Monday, 25 February 2013

Nicotine may increase risk of Alzheimer’s disease

The first scientific study to look at the role of cigarette smoke in the development of Alzheimer’s disease finds it may trigger or worsen the condition in older people who are at risk for this most common form of senile dementia.
Alzheimer’s disease is usually a condition of old age. Experts say people who live long enough – generally into their 70s, 80s and 90s — are at significantly increased risk of developing the neurodegenerative disease, which not only robs people of their memories but also of their mobility. Alzheimer’s is incurable and leads eventually to death.
Now, a new study suggests cigarette smoking may trigger or hasten the development of dementia. The research only involved mice, but the findings offer human tobacco smokers another compelling reason to kick the habit.
Claudio Soto is a professor of neurology at the University of Texas Health Science Center at Houston Medical School. Working with transgenic mice bred to develop a human version of Alzheimer’s, he and his colleagues exposed one group to second-hand smoke, as if they were non-smokers inhaling the smoke of others. Another group of rodents was exposed to a cloud of smoke inhaled by light smokers, an amount equivalent to one or two cigarettes per day.
The results, says Soto, were compared to transgenic mice that were not exposed to any cigarette smoke.
“We found that animals that were exposed to cigarette smoke have much more severe and early manifestations of Alzheimer’s disease damage in the brain,” he said.
In a future experiment, Soto plans to study the effects of greater amounts of smoke on rodents’ brains.
Researchers say the plaques and tangles found in the mice are similar to those telltale signs found when the brains of human Alzheimer’s patients are autopsied.

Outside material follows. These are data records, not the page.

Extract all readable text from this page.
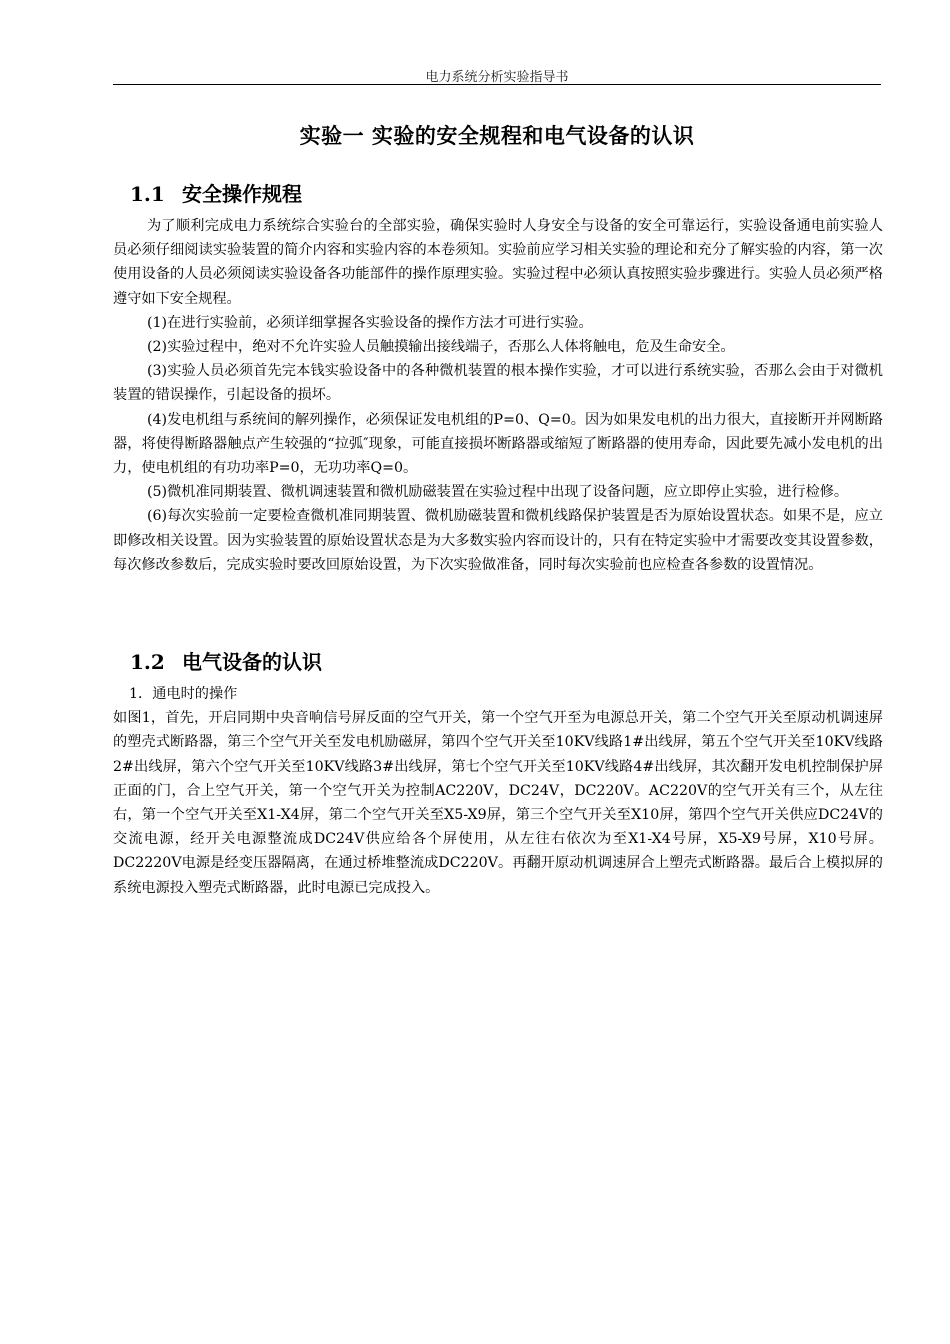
电力系统分析实验指导书
实验一 实验的安全规程和电气设备的认识
1.1 安全操作规程

为了顺利完成电力系统综合实验台的全部实验，确保实验时人身安全与设备的安全可靠运行，实验设备通电前实验人员必须仔细阅读实验装置的简介内容和实验内容的本卷须知。实验前应学习相关实验的理论和充分了解实验的内容，第一次使用设备的人员必须阅读实验设备各功能部件的操作原理实验。实验过程中必须认真按照实验步骤进行。实验人员必须严格遵守如下安全规程。

(1)在进行实验前，必须详细掌握各实验设备的操作方法才可进行实验。

(2)实验过程中，绝对不允许实验人员触摸输出接线端子，否那么人体将触电，危及生命安全。

(3)实验人员必须首先完本钱实验设备中的各种微机装置的根本操作实验，才可以进行系统实验，否那么会由于对微机装置的错误操作，引起设备的损坏。

(4)发电机组与系统间的解列操作，必须保证发电机组的P=0、Q=0。因为如果发电机的出力很大，直接断开并网断路器，将使得断路器触点产生较强的“拉弧″现象，可能直接损坏断路器或缩短了断路器的使用寿命，因此要先减小发电机的出力，使电机组的有功功率P=0，无功功率Q=0。

(5)微机准同期装置、微机调速装置和微机励磁装置在实验过程中出现了设备问题，应立即停止实验，进行检修。

(6)每次实验前一定要检查微机准同期装置、微机励磁装置和微机线路保护装置是否为原始设置状态。如果不是，应立即修改相关设置。因为实验装置的原始设置状态是为大多数实验内容而设计的，只有在特定实验中才需要改变其设置参数，每次修改参数后，完成实验时要改回原始设置，为下次实验做准备，同时每次实验前也应检查各参数的设置情况。

1.2 电气设备的认识

1．通电时的操作

如图1，首先，开启同期中央音响信号屏反面的空气开关，第一个空气开至为电源总开关，第二个空气开关至原动机调速屏的塑壳式断路器，第三个空气开关至发电机励磁屏，第四个空气开关至10KV线路1#出线屏，第五个空气开关至10KV线路2#出线屏，第六个空气开关至10KV线路3#出线屏，第七个空气开关至10KV线路4#出线屏，其次翻开发电机控制保护屏正面的门，合上空气开关，第一个空气开关为控制AC220V，DC24V，DC220V。AC220V的空气开关有三个，从左往右，第一个空气开关至X1-X4屏，第二个空气开关至X5-X9屏，第三个空气开关至X10屏，第四个空气开关供应DC24V的交流电源，经开关电源整流成DC24V供应给各个屏使用，从左往右依次为至X1-X4号屏，X5-X9号屏，X10号屏。DC2220V电源是经变压器隔离，在通过桥堆整流成DC220V。再翻开原动机调速屏合上塑壳式断路器。最后合上模拟屏的系统电源投入塑壳式断路器，此时电源已完成投入。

Soto says most cases of Alzheimer’s in humans are sporadic, meaning there is no genetic defect that causes the disease. But aging increases risk, he says, especially if people are exposed to environmental risk factors such as cigarette smoke.
For that reason, Soto says it’s possible that smokers who kick the habit have a good chance of preventing the neurodegenerative disorder.
“Based on our observations and the epidemiological studies, I would think quitting smoking would reduce the risk of Alzheimer’s disease,” he said.
Soto and colleagues describe the link between cigarette smoke and Alzheimer’s disease in the journal Nature Communications.